Samuel Beckett and the Terror of Literature
Title | Samuel Beckett and the Terror of Literature PDF eBook |
Author | Christopher Langlois |
Publisher | Edinburgh University Press |
Pages | 272 |
Release | 2017-06-09 |
Genre | Philosophy |
ISBN | 1474419011 |
Samuel Beckett and the Terror of Literature addresses the relevance of terror to understanding the violence, the suffering, and the pain experienced by the narrative voices of Beckett's major post-1945 works in prose: The Unnamable, Texts for Nothing, How It Is, Company, Ill Seen Ill Said, and Worstward Ho. Through a sustained dialogue with the theoretical work of Maurice Blanchot, it accomplishes a systematic interrogation of what happens in the space of literature when writing, and first of all Beckett's, encounters the language of terror, thereby giving new significance - ethical, ontological, and political - to what speaks in Beckett's texts.a a
Samuel Beckett and Pain
Title | Samuel Beckett and Pain PDF eBook |
Author | |
Publisher | BRILL |
Pages | 244 |
Release | 2012-01-01 |
Genre | Literary Criticism |
ISBN | 9401207984 |
Samuel Beckett and Pain is a collection of ten essays which explores the theme of pain in Beckett’s works.

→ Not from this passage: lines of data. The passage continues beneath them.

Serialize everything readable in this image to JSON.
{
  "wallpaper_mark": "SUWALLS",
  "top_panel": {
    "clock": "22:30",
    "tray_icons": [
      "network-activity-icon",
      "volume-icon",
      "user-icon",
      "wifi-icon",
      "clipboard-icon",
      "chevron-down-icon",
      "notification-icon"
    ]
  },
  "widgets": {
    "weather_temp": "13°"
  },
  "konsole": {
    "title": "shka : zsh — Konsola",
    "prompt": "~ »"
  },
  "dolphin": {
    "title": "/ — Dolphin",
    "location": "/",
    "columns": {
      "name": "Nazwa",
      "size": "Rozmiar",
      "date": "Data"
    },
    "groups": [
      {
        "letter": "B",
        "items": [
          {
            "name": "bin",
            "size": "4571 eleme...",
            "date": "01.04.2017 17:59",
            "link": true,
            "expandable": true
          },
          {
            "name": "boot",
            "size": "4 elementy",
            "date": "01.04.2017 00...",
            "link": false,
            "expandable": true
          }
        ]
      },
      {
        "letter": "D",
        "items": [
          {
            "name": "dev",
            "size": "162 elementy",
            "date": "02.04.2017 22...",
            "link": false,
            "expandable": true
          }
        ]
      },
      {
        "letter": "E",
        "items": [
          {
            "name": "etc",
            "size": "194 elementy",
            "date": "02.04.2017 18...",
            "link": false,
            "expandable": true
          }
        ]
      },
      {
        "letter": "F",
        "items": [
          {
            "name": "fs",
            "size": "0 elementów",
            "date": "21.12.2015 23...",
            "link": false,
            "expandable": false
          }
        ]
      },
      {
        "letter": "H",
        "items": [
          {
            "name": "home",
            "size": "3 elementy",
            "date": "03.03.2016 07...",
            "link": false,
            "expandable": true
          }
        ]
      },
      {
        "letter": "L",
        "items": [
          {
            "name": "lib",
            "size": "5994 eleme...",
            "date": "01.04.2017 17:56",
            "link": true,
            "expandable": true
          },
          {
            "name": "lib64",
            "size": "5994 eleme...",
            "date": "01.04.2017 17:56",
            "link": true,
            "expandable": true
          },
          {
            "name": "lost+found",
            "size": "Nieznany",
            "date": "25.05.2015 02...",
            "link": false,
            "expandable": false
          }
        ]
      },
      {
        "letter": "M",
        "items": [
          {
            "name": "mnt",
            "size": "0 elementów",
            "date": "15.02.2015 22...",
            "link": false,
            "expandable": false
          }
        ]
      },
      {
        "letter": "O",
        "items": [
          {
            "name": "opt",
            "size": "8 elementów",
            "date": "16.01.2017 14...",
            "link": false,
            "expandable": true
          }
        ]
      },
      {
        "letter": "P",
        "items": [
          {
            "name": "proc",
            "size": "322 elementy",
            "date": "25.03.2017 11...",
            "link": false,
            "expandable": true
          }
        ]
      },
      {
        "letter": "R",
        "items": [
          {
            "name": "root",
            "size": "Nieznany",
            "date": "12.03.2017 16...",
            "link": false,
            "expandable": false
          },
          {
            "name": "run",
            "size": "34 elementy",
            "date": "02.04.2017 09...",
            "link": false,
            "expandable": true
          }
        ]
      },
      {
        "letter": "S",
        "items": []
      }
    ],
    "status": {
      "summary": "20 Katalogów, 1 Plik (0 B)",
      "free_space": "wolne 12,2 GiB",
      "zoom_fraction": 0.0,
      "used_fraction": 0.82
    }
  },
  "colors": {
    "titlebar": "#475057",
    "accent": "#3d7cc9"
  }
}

Experiencing both physical and psychological pain in the course of his life, Beckett found suffering in human life inevitable, accepted it as a source of inspiration in his writings, and probed it to gain deeper insight into the difficult and emotionally demanding processes of artistic creation, practice and performance. Acknowledging the recent developments in the study of pain in literature and culture, this volume explores various aspects of pain in Beckett’s works, a subject which has been heretofore only sporadically noted. The topics discussed include Beckett’s aesthetics and pain, pain as loss and trauma, pain in relation to palliation, pain at the experience of the limit, pain as archive, and pain as part of everyday life and language. This volume is characterized by its plural, interdisciplinary perspectives covering the fields of literature, theatre, art, philosophy, and psychoanalysis. By suggesting more diverse paths in Beckett studies, the authors hope to make a lasting contribution to contemporary literary studies and other relevant fields.